I’ve been playing with ox-hugo for a few days now. I do like a lot about it. One thing I like a lot is how it is focused on getting out of the way and just turning org files into well crafted HTML. I am rather unpleased with ox-hugo’s path for deployment, it’s a bit more manual than I like. I tried to automate it but hit a roadblock. I’ll definitely be trying this again later because the current solution isn’t acceptable to me. This is going to sound weird, but ox-hugo expects you to know all the files you want to publish, whereas Sylvan checks them for you and says “oh this is publishable and this is not.” That means that you make the conscience effort to say “publish this” but in the future you do not need to recall back to what was and what wasn’t published.
I also dislike how unorganized the Hugo project feels. This alone is keeping me from committing to ox-hugo/Hugo. I’m somewhat displeased with Sylvan, but I can’t put my finger on the why. Part of it is because at the moment, Sylvan is wholly un-reusable.
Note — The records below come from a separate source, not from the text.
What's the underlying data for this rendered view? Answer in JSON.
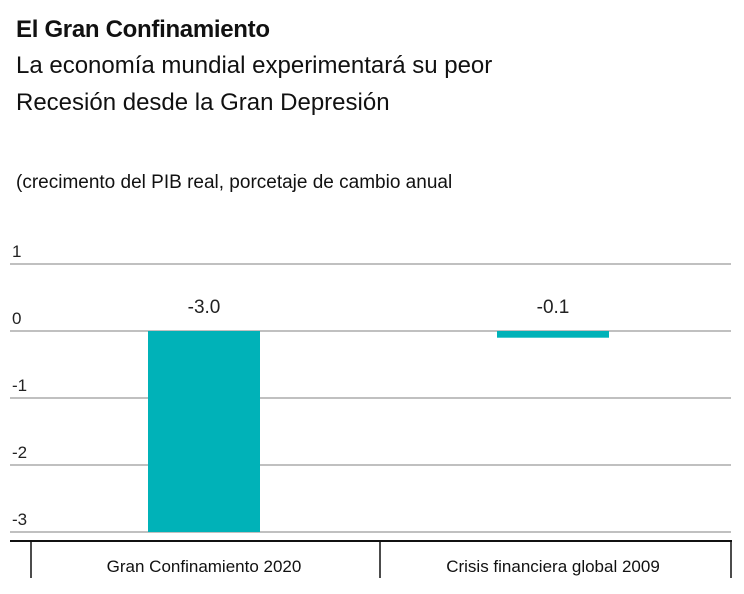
{
  "header": {
    "title": "El Gran Confinamiento",
    "subtitle_line1": "La economía mundial experimentará su peor",
    "subtitle_line2": "Recesión desde la Gran Depresión"
  },
  "unit_label": "(crecimento del PIB real, porcetaje de cambio anual",
  "colors": {
    "bar": "#00B2B8",
    "grid": "#9a9a9a",
    "axis": "#111111"
  },
  "chart_data": {
    "type": "bar",
    "categories": [
      "Gran Confinamiento 2020",
      "Crisis financiera global 2009"
    ],
    "values": [
      -3.0,
      -0.1
    ],
    "value_labels": [
      "-3.0",
      "-0.1"
    ],
    "ylim": [
      -3,
      1
    ],
    "yticks": [
      1,
      0,
      -1,
      -2,
      -3
    ],
    "ytick_labels": [
      "1",
      "0",
      "-1",
      "-2",
      "-3"
    ],
    "grid": true
  }
}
It is entirely mine and while that’s okay it was not what I was setting out to build. At some future point I may come to address this issue, but I am going to set it aside, because for the time being, if I’m not happy with Sylvan, no one will be, so there is little point in trying to build it in that direction.
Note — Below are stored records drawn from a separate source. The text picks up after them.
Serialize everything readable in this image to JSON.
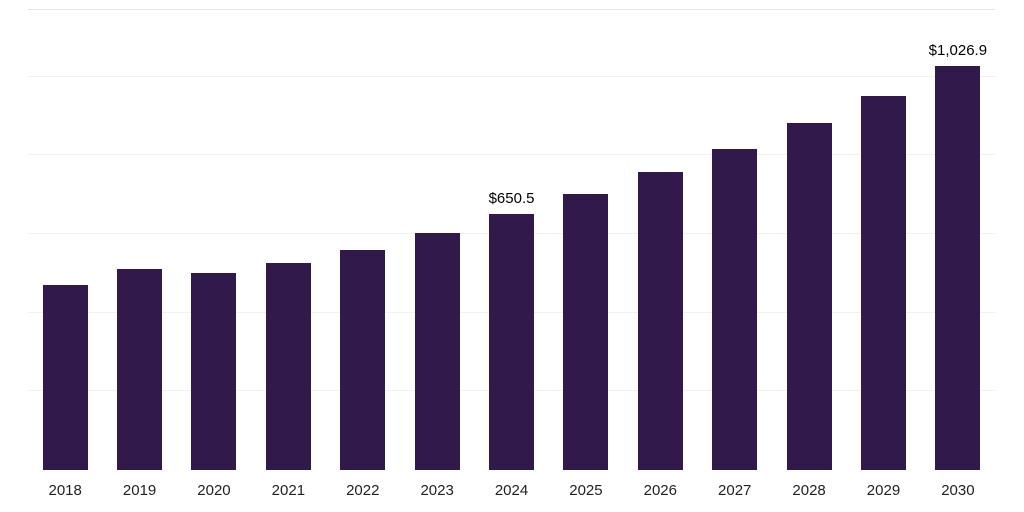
{
  "chart_data": {
    "type": "bar",
    "title": "",
    "xlabel": "",
    "ylabel": "",
    "categories": [
      "2018",
      "2019",
      "2020",
      "2021",
      "2022",
      "2023",
      "2024",
      "2025",
      "2026",
      "2027",
      "2028",
      "2029",
      "2030"
    ],
    "values": [
      470.0,
      511.0,
      501.0,
      527.0,
      560.0,
      603.0,
      650.5,
      701.9,
      757.4,
      817.3,
      881.9,
      951.6,
      1026.9
    ],
    "data_labels": {
      "2024": "$650.5",
      "2030": "$1,026.9"
    },
    "bar_color": "#31194b",
    "ylim": [
      0,
      1170
    ],
    "gridline_values": [
      200,
      400,
      600,
      800,
      1000,
      1170
    ],
    "grid": true,
    "legend": "none"
  }
}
A positive outcome from the exploration into Hugo is that I had a chance to look at some stylistic things and layout ideas. I think my Sylvan is currently a bit on the unreadable side and I will address that before too long. One think I might look at in a future iteration of Sylvan… a Sylvan 1.0 — since this is very much a 0.x build — is using Astro to create a static site. There is no reason why Sylvan must be SSR’d, it could very easily be setup to use a SSG and I think I will pursue this before I start looking at anything else — other than styling and readability.